Trabalhadores guardaram a fábrica durante anos para garantir reabertura Foto de arquivo: Joaquim Dâmaso

“Valeu a pena”, desabafa uma ex-funcionária da Bonvida – Porcelanas S.A, fábrica da Batalha, que fechou portas em 2011. Há quase sete anos que esperava pelo dia em que a fábrica reabrisse portas. E esse dia chegou na passada semana. Para trás ficaram anos de vigília em frente das instalações.

Em setembro de 2011, no centro do furacão da crise económica e financeira que sacudiu o país, cerca de 170 funcionários viram-se confrontados com o fecho da empresa que se dedicava ao fabrico de loiça e comercialização de produtos de mesa utilitários e decorativos. Seguiu-se o processo de insolvência.

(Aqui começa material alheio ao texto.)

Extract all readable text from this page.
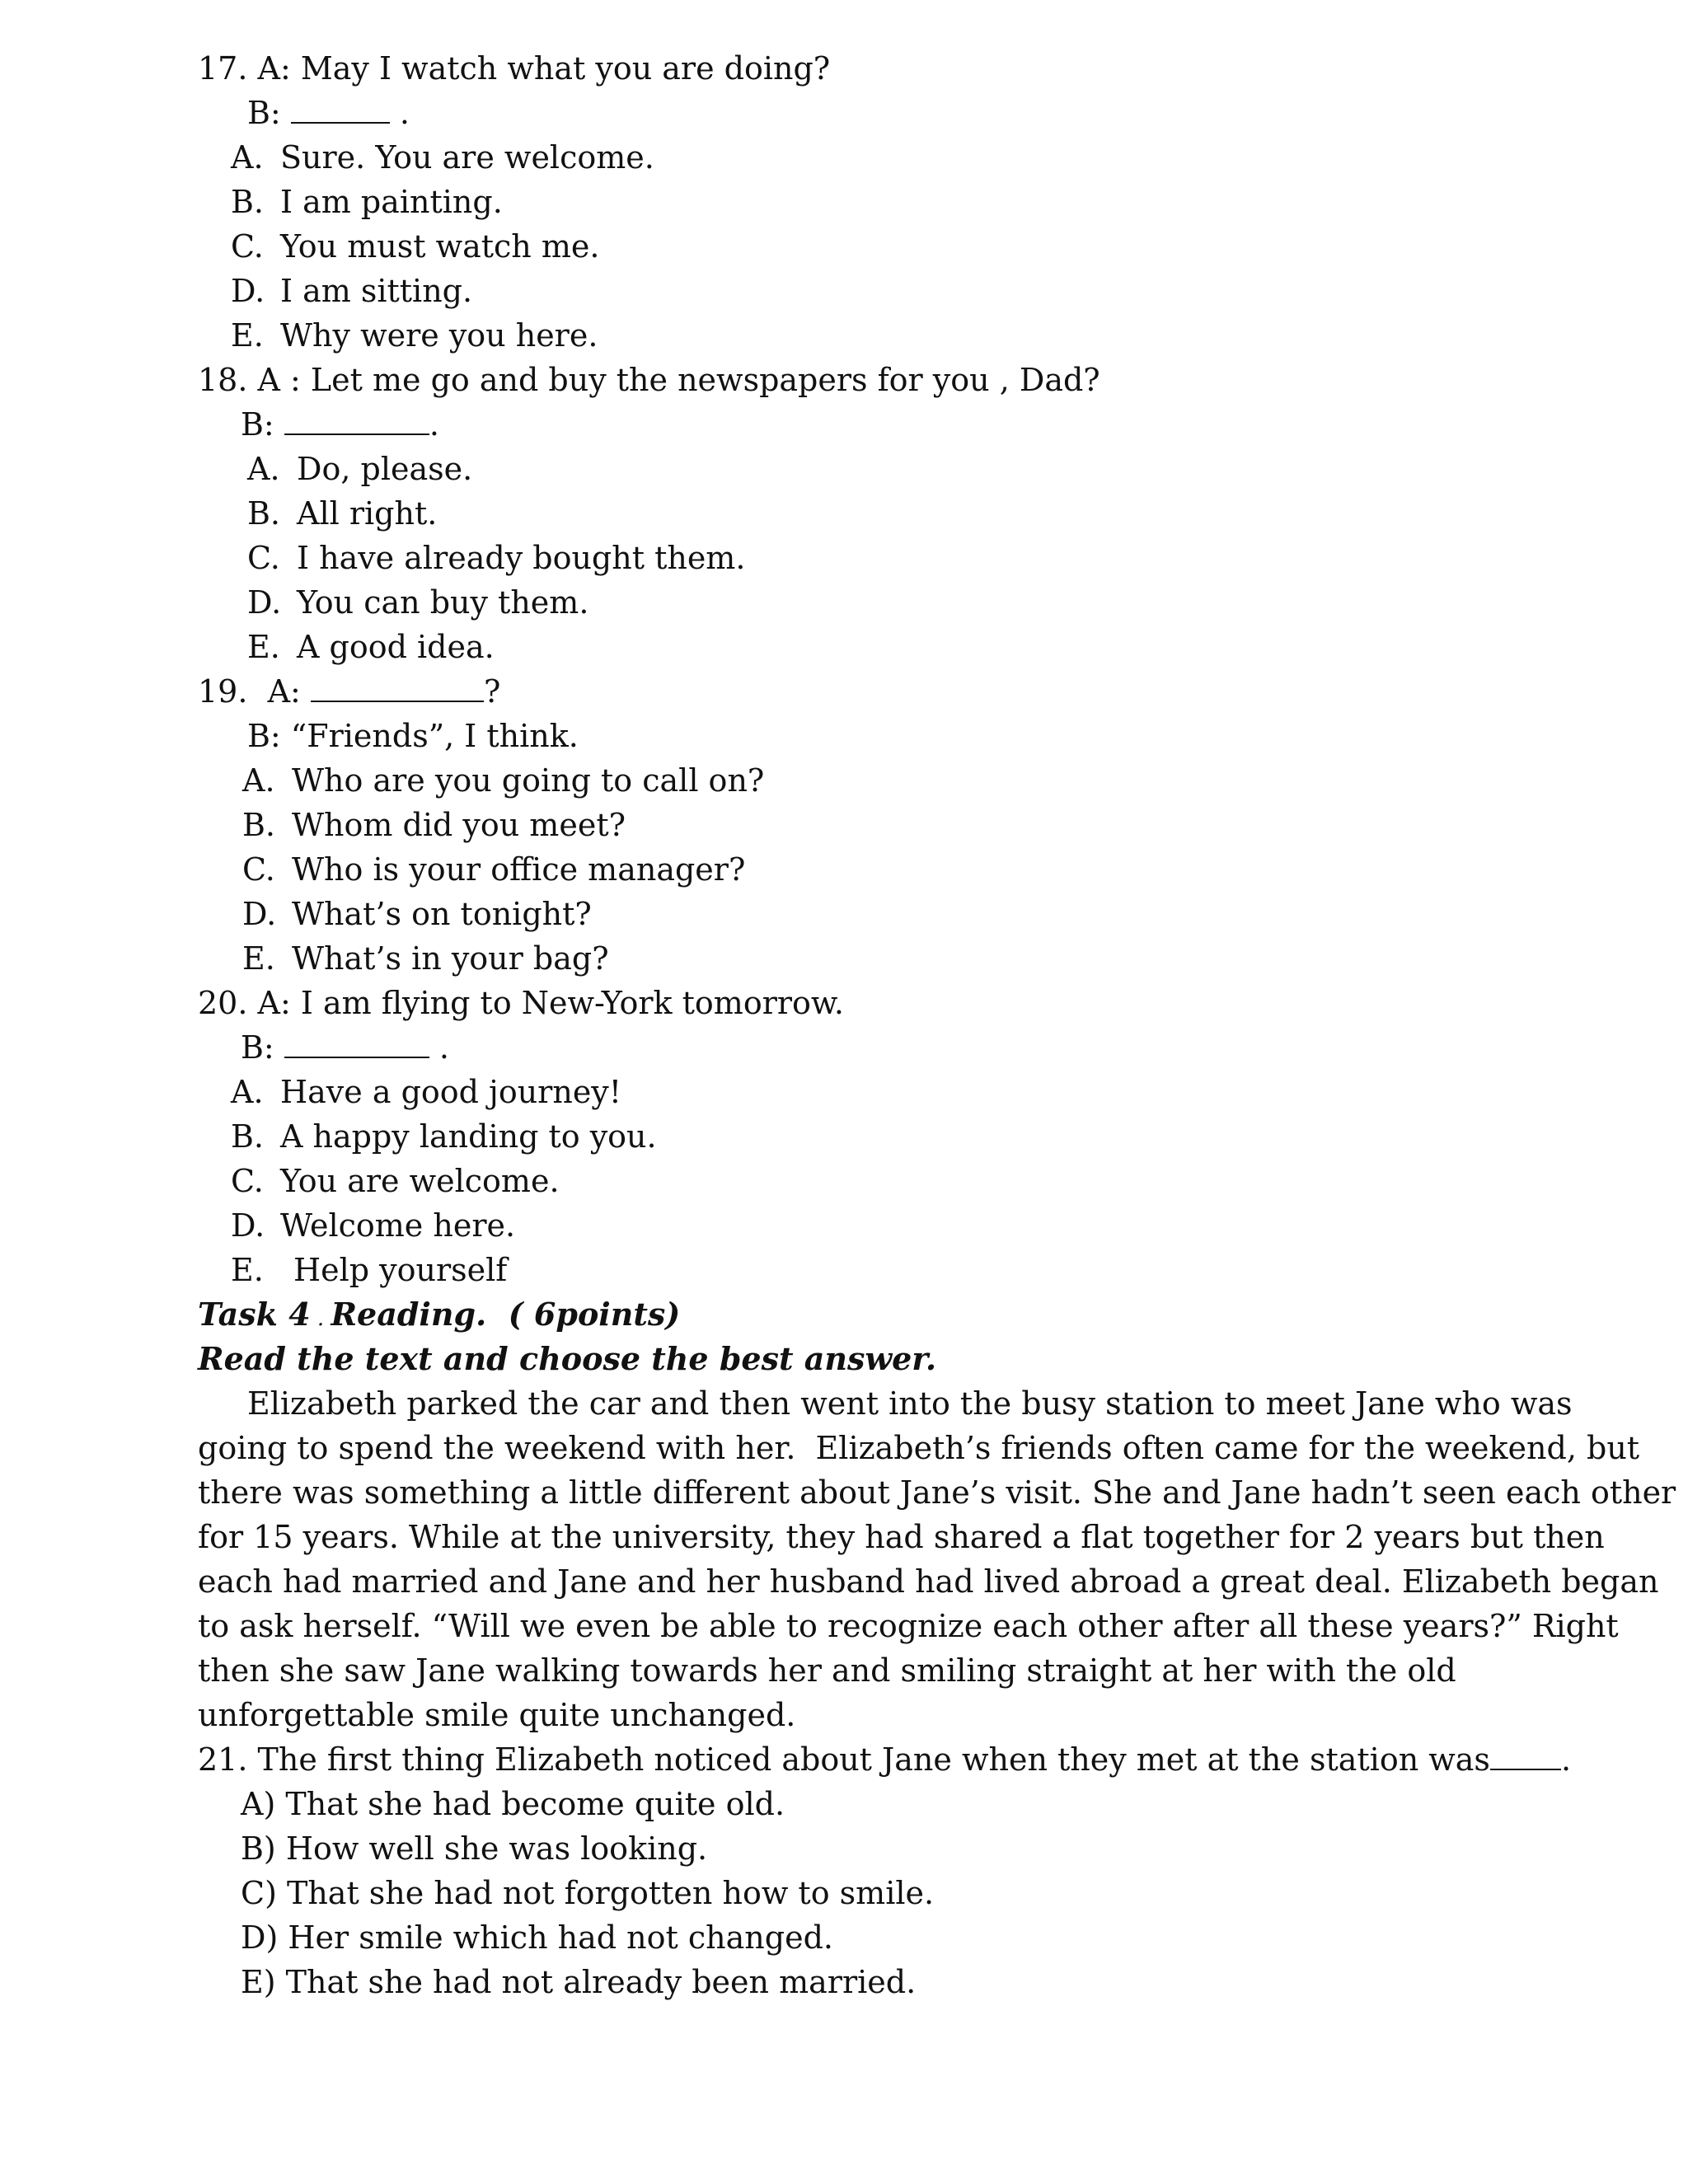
17. A: May I watch what you are doing?
B:	.
A. Sure. You are welcome.
B. I am painting.
C. You must watch me.
D. I am sitting.
E. Why were you here.
18. A : Let me go and buy the newspapers for you , Dad?
B:	.
A. Do, please.
B. All right.
C. I have already bought them.
D. You can buy them.
E. A good idea.
19. A:	?
B: “Friends”, I think.
A. Who are you going to call on?
B. Whom did you meet?
C. Who is your office manager?
D. What’s on tonight?
E. What’s in your bag?
20. A: I am flying to New-York tomorrow.
B:	.
A. Have a good journey!
B. A happy landing to you.
C. You are welcome.
D. Welcome here.
E. Help yourself
Task 4 . Reading.  ( 6points)
Read the text and choose the best answer.
Elizabeth parked the car and then went into the busy station to meet Jane who was
going to spend the weekend with her.  Elizabeth’s friends often came for the weekend, but
there was something a little different about Jane’s visit. She and Jane hadn’t seen each other
for 15 years. While at the university, they had shared a flat together for 2 years but then
each had married and Jane and her husband had lived abroad a great deal. Elizabeth began
to ask herself. “Will we even be able to recognize each other after all these years?” Right
then she saw Jane walking towards her and smiling straight at her with the old
unforgettable smile quite unchanged.
21. The first thing Elizabeth noticed about Jane when they met at the station was .
A) That she had become quite old.
B) How well she was looking.
C) That she had not forgotten how to smile.
D) Her smile which had not changed.
E) That she had not already been married.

Na altura, multiplicavam-se as notícias de empresas que fechavam portas. Mas em Pinheiros, a um par de quilómetros da vila da Batalha, havia um pormenor invulgar: durante anos, um grupo de funcionárias guardou noite e dia as instalações, na esperança de conseguir manter a fábrica apta a retomar a atividade. Tudo fazia crer que isso nunca iria acontecer, mas a empresa prepara-se para retomar a laboração. O improvável aconteceu.

A Vasicol, empresa sedeada em Moitalina, Porto de Mós, e que se dedica ao fabrico de vasos e artigos utilitários de mesa, sobretudo para exportação, adquiriu a unidade da Batalha. No início da semana passada, alguns funcionários preparavam já a abertura das instalações. Os responsáveis da Vasicol confirmam ao REGIÃO DE LEIRIA a aquisição, explicando que pretendem que a fábrica entre em funcionamento o quanto antes.

Foi há cerca de um ano que se iniciou o processo de compra que, contudo, só há poucos dias foi formalmente concluído. “Devemos agradecer às pessoas que guardaram as instalações e permitiram que estejam em condições para serem utilizadas”, refere um responsável da Vasicol. E acrescenta: “nós estamos agradecidos e todos os portugueses, devem estar-lhes agradecidos, pois é dinheiro dos contribuintes que se poupa”. Afinal, explica, assim é possível voltar a criar emprego e contribuir com impostos.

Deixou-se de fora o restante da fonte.